For 1Q16, Avon reported total revenues of $1.31 billion, down 16% year over year but up 3% in constant-currency terms excluding referrals. The number of active representatives, who have the ability to place orders, was down 1%. The average order grew by 3% and the price mix increased by 5%. Both sales and representative numbers were in line with management’s expectations. Overall, management was pleased with its top 10 markets, which represent 70% of total revenue. Among geographic regions, the Europe, Middle East and Africa region saw the strongest growth, at 11%. Sales in the region were driven by a surge of active representatives and total sales in Russia and South Africa. The Asia-Pacific region posted the largest decline; sales fell by 10% in constant dollars in the region. The Asia-Pacific business now accounts for 10% of the company’s total revenue and is expected to be under pressure due to slowdowns in key markets such as the Philippines and China. In terms of Avon’s top markets by country, Brazil was flat, which was consistent with the company’s expectation of declining representative activity levels and an overall slowing of consumer spending in the country. The company expects its growth momentum in Mexico and the UK to continue.
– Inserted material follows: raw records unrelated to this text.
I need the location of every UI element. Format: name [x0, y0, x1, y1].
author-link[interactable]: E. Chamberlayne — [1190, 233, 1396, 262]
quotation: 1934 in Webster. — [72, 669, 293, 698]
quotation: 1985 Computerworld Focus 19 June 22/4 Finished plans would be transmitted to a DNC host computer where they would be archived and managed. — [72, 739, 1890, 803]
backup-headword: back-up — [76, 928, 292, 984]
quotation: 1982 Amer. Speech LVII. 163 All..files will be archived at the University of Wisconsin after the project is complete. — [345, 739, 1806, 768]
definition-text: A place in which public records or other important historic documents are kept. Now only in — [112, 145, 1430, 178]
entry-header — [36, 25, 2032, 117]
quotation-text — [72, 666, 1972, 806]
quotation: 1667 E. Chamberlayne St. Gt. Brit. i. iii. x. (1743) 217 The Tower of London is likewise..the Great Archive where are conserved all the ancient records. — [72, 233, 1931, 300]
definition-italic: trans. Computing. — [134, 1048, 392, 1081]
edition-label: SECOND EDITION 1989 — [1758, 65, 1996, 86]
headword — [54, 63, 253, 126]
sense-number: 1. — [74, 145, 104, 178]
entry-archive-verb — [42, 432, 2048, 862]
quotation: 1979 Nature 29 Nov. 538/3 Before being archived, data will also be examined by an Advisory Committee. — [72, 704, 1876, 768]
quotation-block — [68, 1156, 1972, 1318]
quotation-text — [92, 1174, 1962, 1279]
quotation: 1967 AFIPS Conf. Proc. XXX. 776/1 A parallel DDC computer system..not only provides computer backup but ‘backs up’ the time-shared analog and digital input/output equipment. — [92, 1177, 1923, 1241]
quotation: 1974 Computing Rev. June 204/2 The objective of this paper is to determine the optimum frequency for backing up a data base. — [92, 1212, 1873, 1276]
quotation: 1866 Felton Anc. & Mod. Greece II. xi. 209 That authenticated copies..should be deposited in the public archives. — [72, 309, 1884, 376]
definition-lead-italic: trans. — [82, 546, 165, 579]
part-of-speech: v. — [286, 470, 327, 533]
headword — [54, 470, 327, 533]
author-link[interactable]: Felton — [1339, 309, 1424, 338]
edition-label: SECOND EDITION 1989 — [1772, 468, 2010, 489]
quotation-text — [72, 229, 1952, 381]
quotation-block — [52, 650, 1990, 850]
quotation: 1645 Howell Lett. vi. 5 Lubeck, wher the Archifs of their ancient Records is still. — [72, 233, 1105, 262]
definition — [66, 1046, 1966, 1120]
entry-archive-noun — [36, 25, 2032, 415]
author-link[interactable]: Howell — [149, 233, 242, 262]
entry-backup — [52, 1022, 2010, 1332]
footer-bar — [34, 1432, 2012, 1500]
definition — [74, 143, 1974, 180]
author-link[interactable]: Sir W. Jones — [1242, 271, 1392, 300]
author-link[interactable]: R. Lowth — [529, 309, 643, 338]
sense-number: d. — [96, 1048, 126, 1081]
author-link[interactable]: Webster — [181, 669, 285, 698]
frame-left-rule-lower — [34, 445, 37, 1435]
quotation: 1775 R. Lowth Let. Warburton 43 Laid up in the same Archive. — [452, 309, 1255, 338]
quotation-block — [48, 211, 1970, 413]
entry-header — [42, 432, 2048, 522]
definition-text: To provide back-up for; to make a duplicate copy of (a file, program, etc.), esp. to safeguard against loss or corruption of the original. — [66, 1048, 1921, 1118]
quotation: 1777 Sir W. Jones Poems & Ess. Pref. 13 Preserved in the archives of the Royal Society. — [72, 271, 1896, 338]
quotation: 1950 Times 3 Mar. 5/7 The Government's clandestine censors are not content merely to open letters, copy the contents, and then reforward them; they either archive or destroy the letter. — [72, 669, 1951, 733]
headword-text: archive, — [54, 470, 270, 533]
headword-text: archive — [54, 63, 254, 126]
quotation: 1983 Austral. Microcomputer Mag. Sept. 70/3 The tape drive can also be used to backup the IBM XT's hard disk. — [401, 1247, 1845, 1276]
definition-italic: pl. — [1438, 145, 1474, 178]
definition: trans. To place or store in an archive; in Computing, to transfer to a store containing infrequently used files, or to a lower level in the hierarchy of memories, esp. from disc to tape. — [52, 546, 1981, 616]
Mexico delivered solid growth of 2% and the UK posted strong growth of 4%. From a category perspective, fragrance saw the strongest growth, at 4%, followed by color at 3%. The skin care business decreased by 6%. Management shared that it is focusing on product innovation in the color category. Avon’s new true match lipstick line, Perfectly Matte, was its strongest global lipstick launch in six years. In the first two months after launch, the company sold 8 million units of the lipstick in Brazil alone.

2016 OUTLOOK

Avon management expects to drive top-line growth by expanding in its top 10 markets, and it hopes to grow its active representative base by 1%–2%. The company also shared its ambitious cost-saving goals for the future: it plans to reduce supply chain costs by $200 million ($20 million in 2016) by rationalizing its manufacturing capacity and optimizing its distribution network. In terms of sourcing, it identified opportunities to improve direct material purchases.